Dr. Mary Clare Kennedy
Researchers aimed to measure the impact of the OPS scale-up on changes in supervised consumption service use, public injection, syringe sharing and addiction treatment participation, interviewing 745 people who inject drugs from January 2015 to November 2018 and drawing from two ongoing prospective cohort studies in Vancouver: the Vancouver Injection Drug Users Study (VIDUS) and the AIDS Care Cohort to evaluate Exposure to Survival Services (ACCESS). The study is the first to employ a rigorous quasi-experimental design, called an interrupted time series (ITS) approach, to evaluate the potential impact of a rapid low-threshold supervised consumption site expansion on service use, injection-related risk behaviours, and addiction treatment participation among people who inject drugs.
“This research is yet another confirmation of the significant value of overdose prevention and supervised consumption services in extending the reach of the health care system to address the urgent needs of people who use drugs at high risk of drug toxicity injury and death from the extreme toxicity within the illegal and unregulated drug market,” says Donald MacPherson, executive director of the Canadian Drug Policy Coalition. “Given this continuing public health crisis provincial governments would be wise to scale up these services as a key component of the health system response to the ongoing drug toxicity crisis.”

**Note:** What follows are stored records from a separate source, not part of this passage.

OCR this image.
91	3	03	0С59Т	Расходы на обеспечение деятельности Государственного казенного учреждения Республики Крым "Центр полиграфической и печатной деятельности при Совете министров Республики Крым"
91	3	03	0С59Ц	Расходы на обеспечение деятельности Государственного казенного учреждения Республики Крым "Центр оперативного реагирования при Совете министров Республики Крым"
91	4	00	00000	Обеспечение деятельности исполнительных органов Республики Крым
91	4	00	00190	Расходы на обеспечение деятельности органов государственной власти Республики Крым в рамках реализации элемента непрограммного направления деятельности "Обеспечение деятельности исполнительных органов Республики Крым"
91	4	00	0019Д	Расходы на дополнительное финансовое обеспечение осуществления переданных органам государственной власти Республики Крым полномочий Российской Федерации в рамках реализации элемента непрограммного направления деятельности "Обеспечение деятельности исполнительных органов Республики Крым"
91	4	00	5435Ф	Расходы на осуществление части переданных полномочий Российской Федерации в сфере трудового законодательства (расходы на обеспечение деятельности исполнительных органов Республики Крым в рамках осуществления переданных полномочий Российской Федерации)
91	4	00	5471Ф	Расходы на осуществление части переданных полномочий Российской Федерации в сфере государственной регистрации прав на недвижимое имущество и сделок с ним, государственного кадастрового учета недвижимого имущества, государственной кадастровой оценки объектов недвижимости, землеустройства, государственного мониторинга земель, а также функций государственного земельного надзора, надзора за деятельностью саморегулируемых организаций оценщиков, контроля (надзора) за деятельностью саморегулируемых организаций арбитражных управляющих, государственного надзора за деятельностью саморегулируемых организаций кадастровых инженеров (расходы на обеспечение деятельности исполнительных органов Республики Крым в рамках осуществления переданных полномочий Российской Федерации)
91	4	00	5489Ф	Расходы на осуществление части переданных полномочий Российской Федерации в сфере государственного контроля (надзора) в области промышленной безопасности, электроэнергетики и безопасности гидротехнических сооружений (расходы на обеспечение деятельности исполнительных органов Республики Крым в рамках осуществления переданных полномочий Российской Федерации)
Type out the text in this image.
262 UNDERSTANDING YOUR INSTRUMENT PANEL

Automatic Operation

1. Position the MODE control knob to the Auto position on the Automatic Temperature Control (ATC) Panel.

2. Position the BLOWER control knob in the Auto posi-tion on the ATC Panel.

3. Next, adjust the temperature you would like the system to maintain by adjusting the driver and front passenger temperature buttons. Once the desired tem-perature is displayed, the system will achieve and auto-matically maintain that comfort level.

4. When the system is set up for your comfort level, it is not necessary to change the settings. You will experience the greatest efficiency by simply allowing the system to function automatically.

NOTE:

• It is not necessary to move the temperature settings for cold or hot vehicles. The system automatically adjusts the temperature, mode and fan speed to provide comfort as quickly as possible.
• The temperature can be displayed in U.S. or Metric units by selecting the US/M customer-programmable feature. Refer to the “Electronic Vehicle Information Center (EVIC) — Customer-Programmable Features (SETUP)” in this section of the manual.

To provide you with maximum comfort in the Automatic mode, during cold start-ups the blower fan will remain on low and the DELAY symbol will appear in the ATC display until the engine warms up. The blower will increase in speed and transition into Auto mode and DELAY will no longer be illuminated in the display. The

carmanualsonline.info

While SCS have been a key response federally to the increase in overdoses, many communities still do not have access to SCS or the lower-barrier, more flexible OPS. There are currently only 38 federally sanctioned SCS and approximately 40 OPS operating in Canada – the vast majority of which are in B.C, which has 35 OPS. In Ontario, for instance, there are OPS in only London, Toronto, and Ottawa. The need for these services can be especially acute in more rural and remote communities, which lack many substance use services but still experience high rates of overdose. In BC, for example, the highest rates of fatal overdose are in the urban Vancouver health region (44.6 per 100,000) and the northern region (42.8 per 100,000).
The study authors hope these new findings lead to the approval and expansion of these services.